Durante tres años el Mercado Central de Abastos se mantuvo cerrado por obras para ejecutar su reforma. Desde 2007 hasta 2009, los comerciantes fueron trasladados a una carpa provisional en la calle Libertad, junto a Correos. Tras las obras del exterior y las reformas que se llevaron a cabo, en 2009 se inauguró el Mercado Central que conocemos hoy en la actualidad.

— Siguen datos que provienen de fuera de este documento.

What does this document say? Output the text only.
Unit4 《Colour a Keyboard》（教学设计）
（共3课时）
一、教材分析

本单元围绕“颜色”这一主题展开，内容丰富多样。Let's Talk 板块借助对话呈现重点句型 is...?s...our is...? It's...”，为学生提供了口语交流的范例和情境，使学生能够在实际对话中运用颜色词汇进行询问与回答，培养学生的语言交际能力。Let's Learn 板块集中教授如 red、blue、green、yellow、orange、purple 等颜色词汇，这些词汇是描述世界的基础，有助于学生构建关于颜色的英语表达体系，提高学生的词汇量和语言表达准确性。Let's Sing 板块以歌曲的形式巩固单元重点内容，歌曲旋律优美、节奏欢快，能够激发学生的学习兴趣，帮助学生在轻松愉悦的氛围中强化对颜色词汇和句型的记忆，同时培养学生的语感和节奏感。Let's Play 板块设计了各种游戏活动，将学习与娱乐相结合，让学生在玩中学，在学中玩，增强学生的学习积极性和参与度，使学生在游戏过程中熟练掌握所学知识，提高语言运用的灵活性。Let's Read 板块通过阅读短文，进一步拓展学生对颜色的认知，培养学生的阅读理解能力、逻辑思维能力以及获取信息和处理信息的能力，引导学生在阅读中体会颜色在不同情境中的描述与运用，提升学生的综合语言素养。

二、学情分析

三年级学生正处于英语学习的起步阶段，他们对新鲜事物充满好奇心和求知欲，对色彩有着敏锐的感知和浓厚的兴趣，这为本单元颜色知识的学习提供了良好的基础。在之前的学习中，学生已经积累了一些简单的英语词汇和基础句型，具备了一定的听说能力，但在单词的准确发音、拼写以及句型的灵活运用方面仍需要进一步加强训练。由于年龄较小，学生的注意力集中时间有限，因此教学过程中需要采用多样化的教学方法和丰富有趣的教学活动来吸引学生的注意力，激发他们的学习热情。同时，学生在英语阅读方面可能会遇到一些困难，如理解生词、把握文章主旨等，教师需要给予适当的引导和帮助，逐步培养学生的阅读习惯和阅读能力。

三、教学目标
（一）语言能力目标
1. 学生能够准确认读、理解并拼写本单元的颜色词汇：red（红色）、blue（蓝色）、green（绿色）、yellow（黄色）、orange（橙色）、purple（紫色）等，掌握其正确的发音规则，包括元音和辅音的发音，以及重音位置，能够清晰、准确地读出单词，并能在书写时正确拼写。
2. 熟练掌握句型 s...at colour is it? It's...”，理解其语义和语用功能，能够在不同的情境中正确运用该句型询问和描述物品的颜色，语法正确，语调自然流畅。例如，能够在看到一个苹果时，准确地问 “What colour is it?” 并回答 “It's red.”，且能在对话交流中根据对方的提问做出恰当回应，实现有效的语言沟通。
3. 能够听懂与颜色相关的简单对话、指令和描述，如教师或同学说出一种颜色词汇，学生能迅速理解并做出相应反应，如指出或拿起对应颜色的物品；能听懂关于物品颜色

El reto de convivir con los puestos gastronómicos
Los puestos tradicionales del Mercado Central aguantan el tirón de la crisis, de la inflación y de la competencia de las grandes superficies. Con apuros, pero resisten.
En cuanto al futuro, hay detallistas más optimistas que otros. “Soy de los que piensan que esto se pierde. Hacen falta profesionales que quieran coger estos puestos que se traspasan”, dice el frutero Antonio Loaiza señalando puestos cerrados en la parte de la fruta. “Dentro de poco habrá varias jubilaciones y no viene gente joven a relevarnos”, añade. Dice que hay puestos que costaron dos millones y medios de las antiguas pesetas y ahora se traspasan por 6.000 euros (un millón de los de antes). “No veo un buen futuro de aquí a diez años. Media Plaza ya es para el mercado gastronómico y terminará ocupándolo todo. Para colmo, estamos rodeados de supermercados”, lamenta.
Juan Manuel Cano, de la pescadería Manolito, avisa de dificultades para traspasar los puestos cerrados. “Hemos tenido que subir los precios por los altos costes y se gana poco. Si ya nos cuesta vender a los antiguos, que tenemos clientela fija, a los nuevos mucho más”, expone. El mercado gastronómico y la convivencia con los puestos tradicionales sale a colación. “Los veteranos pensamos que la nave central se quedará para los puestos y todo el exterior será para la gastronomía”, estima.
Para el carnicero Manuel Rodríguez el Mercado Central “sigue funcionando igual y las dos ofertas tienen su público: los puestos tradicionales y la gastronomía”. Y destaca además, en torno a la zona de restauración, que “menos mal que se abrieron esos negocios para comer y beber, que si no aquella ‘L’ de la Plaza estaría cerrada”.
Disparidad de opiniones en un momento crítico para el consumo. Y opiniones contrarias al margen, es cierto que el mercado gastronómico ha revitalizado la actividad del señero equipamiento.